MTSI heads into mid-June with a 10% gain on the week and options positioning turning notably more defensive — a split in the signals worth watching closely.
The stock closed at $379.87 on Thursday, up 10% from the prior Friday and 5% on the month, riding the tailwind from a blowout May 7 earnings print. That quarter delivered a 16% single-day gain and a 24% five-day move — one of the strongest post-earnings reactions in the company's recent history. The next print is due August 6, and the market's positioning is already starting to reflect it.
Options are sending the clearest near-term signal of caution. The put/call ratio has climbed to 0.53, more than 1.6 standard deviations above its 20-day average of 0.32 — a sharp pivot from the near-zero defensive posture that characterised late May and early June, when the PCR sat below 0.20. That earlier period tracked the post-earnings euphoria. The reset to elevated put demand, even as the stock grinds higher, suggests some holders are reaching for downside protection on the rally. The PCR hasn't reached its 52-week high of 0.73, so the positioning looks cautious rather than panicked — but the direction of travel is clear.
Short interest, by contrast, tells a much quieter story. Shorts have been unwinding steadily: the position has fallen 18% on the week and 15% on the month, bringing the short interest level down to just 3% of the free float. Borrow availability is exceptionally loose at 2,251% — more than 22 times the shares currently short are still available to lend — and cost to borrow runs at just 0.52%, with the 52-week peak utilization reading of 13.4% now a distant memory from early May. There is no squeeze dynamic here. The borrow pool is deep, covering is orderly, and the short score has eased from 36 to under 34 in the past two weeks. Bears are retreating, not being forced out.
The Street broadly endorses the bull case, though opinion is split on how much room is left at current levels. After the May 7 beat, a wave of analysts raised targets aggressively: Barclays bumped its to $400 and then $450 three weeks later, Evercore moved to $427, and even the Neutral camps — JP Morgan and Susquehanna — lifted their targets to $345 and $350 respectively from the $240–$300 range. The consensus mean target is $398, roughly 5% above Thursday's close, which is a tight gap for a stock that just ran 10% in a week. Bulls point to MACOM's positioning in data center optical interconnects and defense electronics, plus 5G and LEO satellite exposure, as durable demand drivers. Bears flag the concentration risk in data center and the integration drag from prior acquisitions — both real constraints on how quickly margins can expand. On valuation, the P/E is running near 64x and EV/EBITDA near 58x, with both multiples moving higher over the past week.
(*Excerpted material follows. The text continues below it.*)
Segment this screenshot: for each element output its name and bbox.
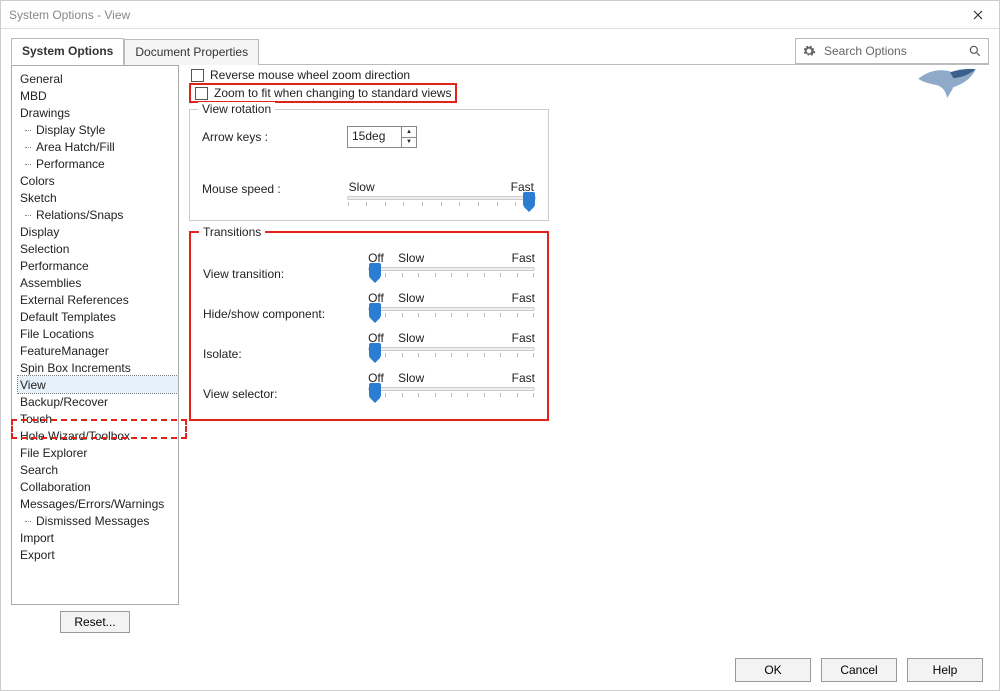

The factor score on forward earnings growth ranks in the bottom quartile of the universe, a reminder that the premium is already baked into the price.
Institutional ownership adds a layer of complexity to the setup. FMR (Fidelity) added a notable 4.1 million shares in the most recent filing period to sit at 13.9% of shares outstanding — the largest holder. BlackRock added another million to reach 11.2%. Wellington Management added half a million shares as recently as April. On the other side, the estate of John L. Ocampo — the company's founder — reduced its holding by 1.2 million shares in Q1, bringing it to 7.7% of shares outstanding. That founder selling has been a gradual, ongoing feature of the MTSI story for some time. The CEO, Stephen Daly, also sold just under $2.3 million in stock on May 29 across multiple tranches, though the 90-day net insider position is actually positive at $7.7 million worth of net purchasing — suggesting the recent sales are likely plan-driven rather than a change in conviction.
Among correlated peers, SITM gained 17% on the week while MKSI added 18% — both outpacing MTSI's own 10% move, which is notable given MACOM's stronger year-to-date track record. WOLF bucked the sector trend sharply, falling 22% on the week, underlining that the semiconductor group remains differentiated by end-market exposure. With the next catalyst on the calendar being August 6 earnings, the period between now and then sets up as a test of whether the current options caution is a temporary hedge against profit-taking or the start of a more sustained positioning shift.
See the live data behind this article on ORTEX.
Open MTSI on ORTEX →ORTEX Market Intelligence content is generated by AI from a snapshot of ORTEX's proprietary data. Content is informational only and does not constitute investment advice.